Warisan Maritim Indonesia Pukau Masyarakat Eropa
- KBRI Den Haag
Periodisasi Sejarah
Pada tahap pertama dari pintu masuk pameran, ungkap Bambang, ditampilkan berbagai hasil pameran dari masa Austronesia yang menampilkan benda-benda seni dari batu dan perunggu, hasil pertukaran diaspora dari Austronesia dan Melanesia. Bentuk-bentuk budaya ditampilkan seperti kapal, penggalan lukisan dari dinding gua, seni dari batu, nekara, moko, dan lain-lain.
Masa pre-modern yang merupakan kelanjutan ekspansi budaya maritim merupakan hasil interaksi dengan datangnya pedagang dari India. Pada masa ini terjadi akulturasi budaya. Kerajaan-kerajaan di Indonesia seperti Kutai, Tarumanegara, Kalingga, Sriwijaya, Mataram menjadi bagian dari akulturasi pada periode ini. Benda budaya yang ditampilkan dari periode ini berupa kapal, patung, musik, peta-peta kuno, prasasti dari kerajaan-kerajaan tersebut.
![]()
Foto: KBRI Den Haag
Masa early modern period yang dipengaruhi oleh interaksi dengan pedagang dari China menampilkan berbagai bentuk budaya seperti keramik, sutra, porselen, dan arsitektur. Lebih ke dalam area pameran ditampilkan masa early modern period yang dipengaruhi oleh interaksi dengan bangsa-bangsa Eropa lewat jalur perdagangan bumbu.

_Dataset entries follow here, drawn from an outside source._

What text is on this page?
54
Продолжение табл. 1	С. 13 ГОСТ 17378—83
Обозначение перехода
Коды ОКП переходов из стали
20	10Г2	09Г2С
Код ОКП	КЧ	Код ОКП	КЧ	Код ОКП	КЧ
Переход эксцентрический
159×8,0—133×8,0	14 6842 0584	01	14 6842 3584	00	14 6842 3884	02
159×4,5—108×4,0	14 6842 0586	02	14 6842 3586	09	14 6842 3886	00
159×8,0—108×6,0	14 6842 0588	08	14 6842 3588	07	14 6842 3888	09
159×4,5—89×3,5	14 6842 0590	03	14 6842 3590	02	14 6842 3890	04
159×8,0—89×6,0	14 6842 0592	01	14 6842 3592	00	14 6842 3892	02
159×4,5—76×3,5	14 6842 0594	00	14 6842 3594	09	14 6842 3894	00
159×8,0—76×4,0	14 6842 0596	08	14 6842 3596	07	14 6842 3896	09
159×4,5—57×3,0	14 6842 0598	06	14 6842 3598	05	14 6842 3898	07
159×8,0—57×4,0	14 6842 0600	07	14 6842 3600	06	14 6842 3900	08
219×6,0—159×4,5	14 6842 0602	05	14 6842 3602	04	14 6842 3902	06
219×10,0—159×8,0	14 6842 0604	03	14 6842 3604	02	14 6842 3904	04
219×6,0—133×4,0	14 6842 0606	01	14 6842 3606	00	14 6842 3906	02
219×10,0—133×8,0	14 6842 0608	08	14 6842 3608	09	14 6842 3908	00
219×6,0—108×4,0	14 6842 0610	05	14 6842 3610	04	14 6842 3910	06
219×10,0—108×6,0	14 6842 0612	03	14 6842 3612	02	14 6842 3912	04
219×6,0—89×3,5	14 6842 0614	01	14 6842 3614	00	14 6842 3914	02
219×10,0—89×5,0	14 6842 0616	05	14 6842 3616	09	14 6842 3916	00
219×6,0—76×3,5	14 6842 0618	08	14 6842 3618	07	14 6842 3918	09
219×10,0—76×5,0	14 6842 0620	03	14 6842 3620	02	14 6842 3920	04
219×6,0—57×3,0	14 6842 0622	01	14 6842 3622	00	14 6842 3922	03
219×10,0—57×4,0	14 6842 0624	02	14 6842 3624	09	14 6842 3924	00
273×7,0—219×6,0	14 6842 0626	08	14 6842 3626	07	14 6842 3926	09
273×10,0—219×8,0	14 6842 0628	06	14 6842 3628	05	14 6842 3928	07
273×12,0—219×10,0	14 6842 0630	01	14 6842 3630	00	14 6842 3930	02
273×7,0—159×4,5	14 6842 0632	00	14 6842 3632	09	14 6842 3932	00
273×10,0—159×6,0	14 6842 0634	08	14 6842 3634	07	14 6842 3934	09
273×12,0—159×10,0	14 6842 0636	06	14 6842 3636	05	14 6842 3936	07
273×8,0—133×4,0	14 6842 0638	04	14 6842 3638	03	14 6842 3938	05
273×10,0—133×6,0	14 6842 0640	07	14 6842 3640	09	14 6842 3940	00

Kota-kota utama di Indonesia yang menjadi pusat yang merekam interaksi ini yaitu Aceh, Banten, Banjarmasin, Ternate, Tidore, dan Palembang menjadi tempat-tempat yang banyak ditemukan warisan sejarah maritim.
Sebagai negara kepulauan dengan 17.000 pulau dan 81.000 kilometer panjang garis pantai, pameran maritim ini menjadi sebuah kesempatan penting untuk menampilkan identitas bangsa Indonesia yang penting dan lama terlupakan. Itu sebabnya, menurut Bambang, "Keberadaan kapal Padewakang juga menjadi daya tarik tersendiri pada pameran ini karena nilai sejarah dan keunikan kapal ini menjadi suatu hal yang baru di Eropa yang telah mengambil bagian dalam pembentukan sejarah maritim Indonesia".
Pembukaan pameran itu dihadiri sejumlah pejabat dan akademisi terkemuka, seperti Wali Kota Liege, Willy Demeyer, dan dihadiri para narasumber dari pihak Indonesia, yaitu Dra. Intan Mardiana, mantan Direktur Museum Nasional, yang bertindak selaku kurator dari pameran ini, dan Singgih Tri Sulistiono, selaku peneliti sejarah maritim Indonesia dari Universitas Diponegoro Semarang.
Sementara itu, dari pihak Belgia hadir Dirk Vermaelen, koordinator kurator Europalia International, Pierre Yves Manguin, konsultan peneliti arkeologi dari Ecole Francaise d’extreme Orient.